So many things, with so many reasons, with so many questions, and no one can tell me what I want to know......why? No one ever has the right words to say but everyone tries; do not fault those that just want to help.
Mixed up feelings and mixed up thoughts have overrun the brain and I can no longer function correctly. The brain does not want to think so the mouth just stops and if it doesn't it only says incoherent sentences that I cannot even make sense of.
Everyone feels this way at one point in their life and sometimes more than once; if not many for others.
One thing I do know....it feels good to cry....it feels good to yell....it feels good to scream WHY?!?!?!
The tears fall, the heart breaks but the day goes on and then comes the night....and then the day again.

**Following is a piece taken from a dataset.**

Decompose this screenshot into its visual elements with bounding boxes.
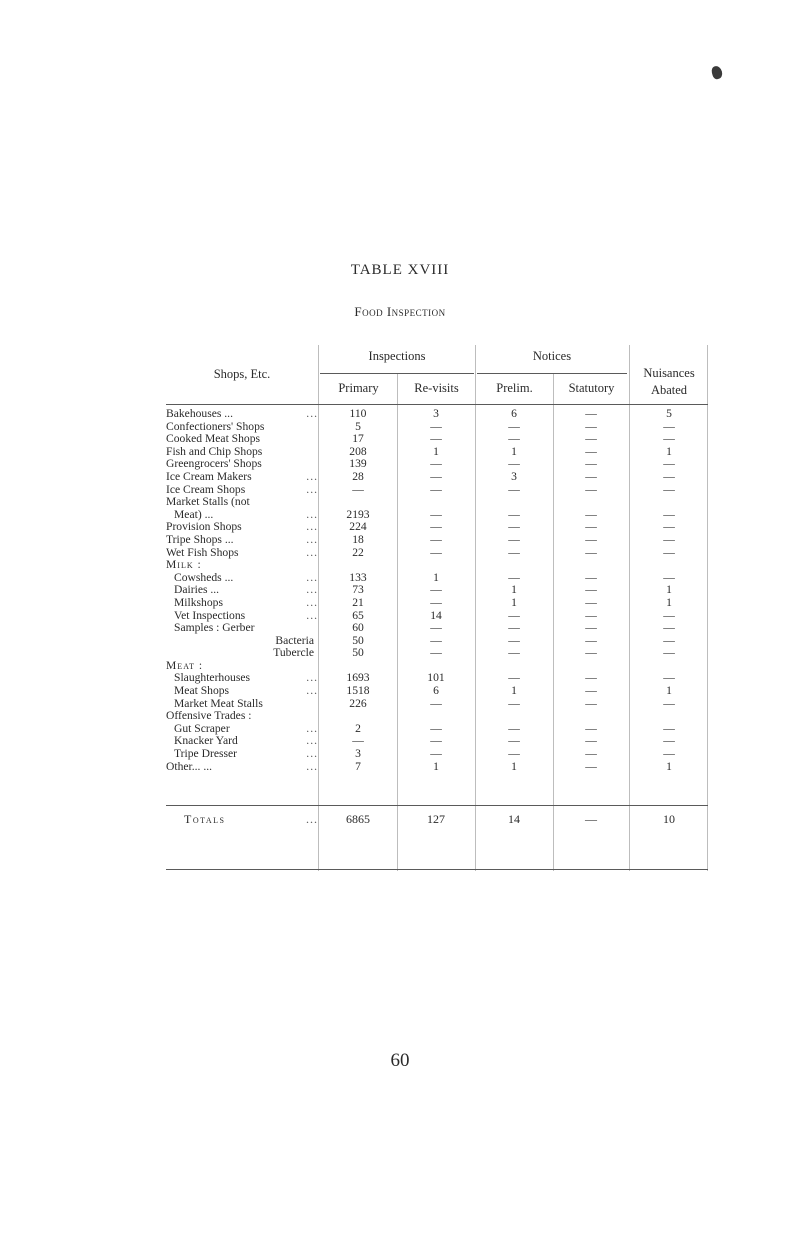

It feels like forever in an instant....if that makes sense?!
My heart hurts, my eyes hurt, my brain hurts....but most of all my soul hurts. It is like the feeling you get when you cannot comfort your child's pain....helpless and alone.
What more is there to do? Get up again tomorrow and keep trudging on.
The tightness in my chest will subside,
the tears will come to a halt until a memory flashes into my thoughts,
the hurt may never go away but it will lessen,
and the sadness....well, I will always feel the sadness but it will remind me everyday of how much I love you! <3 <3 <3

I have fallen down so hard I thought I would never be able to get back up again. I have lost everything that meant the world to me and felt like dying. I thought I would never feel whole again or be able to live life with a little joy in it. God never gave up on me thankfully....even though I cursed him many times. Recovery, happiness, joy, family etc....all these are possible with work, forgiveness, acceptance and faith.